Dr. Jamie Shea: Well, they exist to some degree already. You could argue that Kosovo, for NATO at least, was prevented in the sense that we stopped it, we intervened to stop what clearly would have been a humanitarian tragedy with vast numbers of refugees on a permanent basis, by the way, not able to go back in the region and further destabilization and so, to some degree, preventative actions have taken place already. The U.N. launched one in 1994 by putting preventative troops, mainly U.S. and European, in a U.N. operation in the former Yugoslav Republic of Macedoniaa. We are acting, to some degree, preventively, in Afghanistan, if you want to see it as a way of preventing a situation of anarchy which would undermine the ability of the current government of President Karzai to effectively administer the territory.

So yes, I think it's clear and I think the former Yugoslav Republic of Macedoniaa, where NATO and the EU intervened together to stop a civil war, shows that it's much easier to act early on in a crisis, before things have degenerated to the point of armed conflict and bring both sides to the negotiating table, than to try to do something once the passions have risen, the fighting has started, nobody wants to make peace because they fear they're going to be the loser and as in the tragic wars of Bosnia, it takes many, many hard, long years, before you can finally convince the parties to give up their tirade and thousands of people have died who otherwise may not have died. So preventative action, I think, is going to be an increasingly important feature of the modern security scene.

Q: Changing the actual nature of the Alliance, is it becoming in addition to being a defensive organization often engaging in preventative operations?

Dr. Jamie Shea: It's a side of defense, of course. Defensive strategy was never to wait for catastrophes to happen before deciding if there was a reason to do something. We've seen, as I've said, in the Balkans, the terrible consequences of delaying, of waiting too long, of trying to sort out whether this was an international war or a civil war and those lives are not going to come back, as we know.

But the key thing is first of all, for the alliance, preventative action will require a basis in international law. That's clear. In many cases, we will seek the approval of the United Nations Security Council, obviously, which NATO has always done, by the way, for every single action, we have never not sought a U.N. Security Council endorsement and in every case except one, the Kosovo air campaign, we've had that U.N. Security Council endorsement. The decision will have to be a collective one of all 19 allies. There will be no majority voting on these things. Many countries, of course, will have domestic constitutional procedures to accomplish, like in Germany, or Hungary, or Turkey, parliamentary approval.

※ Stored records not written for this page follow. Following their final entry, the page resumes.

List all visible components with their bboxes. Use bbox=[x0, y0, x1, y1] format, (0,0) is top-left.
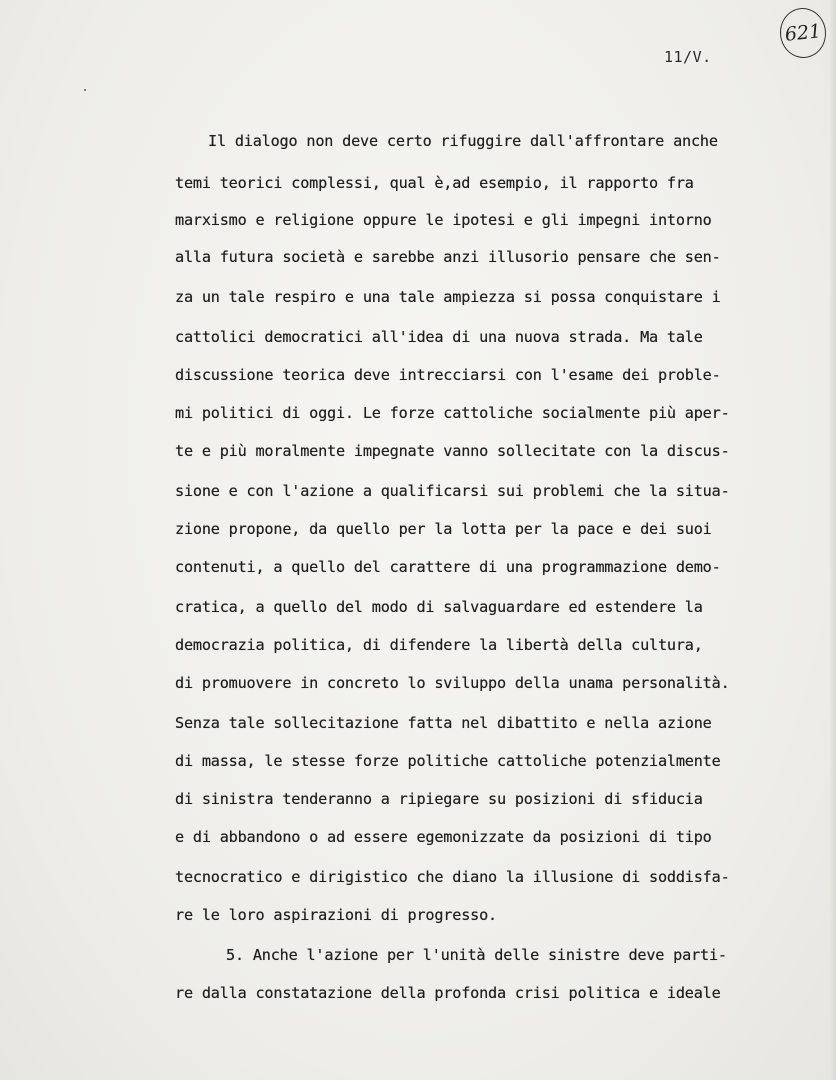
text-line: re dalla constatazione della profonda crisi politica e ideale bbox=[175, 984, 721, 1002]
text-line: re le loro aspirazioni di progresso. bbox=[175, 906, 497, 924]
text-line: Senza tale sollecitazione fatta nel dibattito e nella azione bbox=[175, 714, 712, 732]
text-line: cratica, a quello del modo di salvaguardare ed estendere la bbox=[175, 598, 703, 616]
text-line: di massa, le stesse forze politiche cattoliche potenzialmente bbox=[175, 752, 721, 770]
text-line: sione e con l'azione a qualificarsi sui problemi che la situa- bbox=[175, 482, 730, 500]
page-number: 11/V. bbox=[664, 48, 712, 66]
archive-mark: 621 bbox=[783, 20, 823, 46]
text-line: e di abbandono o ad essere egemonizzate da posizioni di tipo bbox=[175, 828, 712, 846]
text-line: tecnocratico e dirigistico che diano la illusione di soddisfa- bbox=[175, 868, 730, 886]
text-line: temi teorici complessi, qual è,ad esempio, il rapporto fra bbox=[175, 174, 694, 192]
text-line: di sinistra tenderanno a ripiegare su posizioni di sfiducia bbox=[175, 790, 703, 808]
text-line: te e più moralmente impegnate vanno sollecitate con la discus- bbox=[175, 442, 730, 460]
text-line: di promuovere in concreto lo sviluppo della unama personalità. bbox=[175, 674, 730, 692]
text-line: democrazia politica, di difendere la libertà della cultura, bbox=[175, 636, 703, 654]
text-line: cattolici democratici all'idea di una nuova strada. Ma tale bbox=[175, 328, 703, 346]
text-line: discussione teorica deve intrecciarsi con l'esame dei proble- bbox=[175, 366, 721, 384]
text-line: mi politici di oggi. Le forze cattoliche socialmente più aper- bbox=[175, 404, 730, 422]
text-line: contenuti, a quello del carattere di una programmazione demo- bbox=[175, 558, 721, 576]
text-line: zione propone, da quello per la lotta per la pace e dei suoi bbox=[175, 520, 712, 538]
text-line: marxismo e religione oppure le ipotesi e gli impegni intorno bbox=[175, 211, 712, 229]
text-line: 5. Anche l'azione per l'unità delle sinistre deve parti- bbox=[226, 946, 727, 964]
text-line: Il dialogo non deve certo rifuggire dall'affrontare anche bbox=[208, 132, 718, 150]
text-line: za un tale respiro e una tale ampiezza si possa conquistare i bbox=[175, 288, 721, 306]
text-line: alla futura società e sarebbe anzi illusorio pensare che sen- bbox=[175, 248, 721, 266]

But to answer your question, the key thing is that we are able to speed up our decision-making, not change it, not make it less democratic, but to speed it up in such a way that we can actually use the NATO Response Force as an instrument of prevention and take advantage of the fact that it will be able to arrive anywhere within five days. There is obviously little point of having more rapid reaction forces if the decision-making is not as rapid as to take advantage of that speed.

Well, ladies and gentlemen, I would like to thank both listeners, friends and colleagues and the Garmisch audience here for being here today and asking questions, which were obviously better than the answers. That's in the nature of good questions. And I look forward to the second lecture in this series in a few weeks’ time when, as I said to remind everybody, will be focusing in more detail on NATO's experience in the Balkans in the 1990s.

Thank you very much.

aTurkey recognises the Republic of Macedonia with its constitutional name.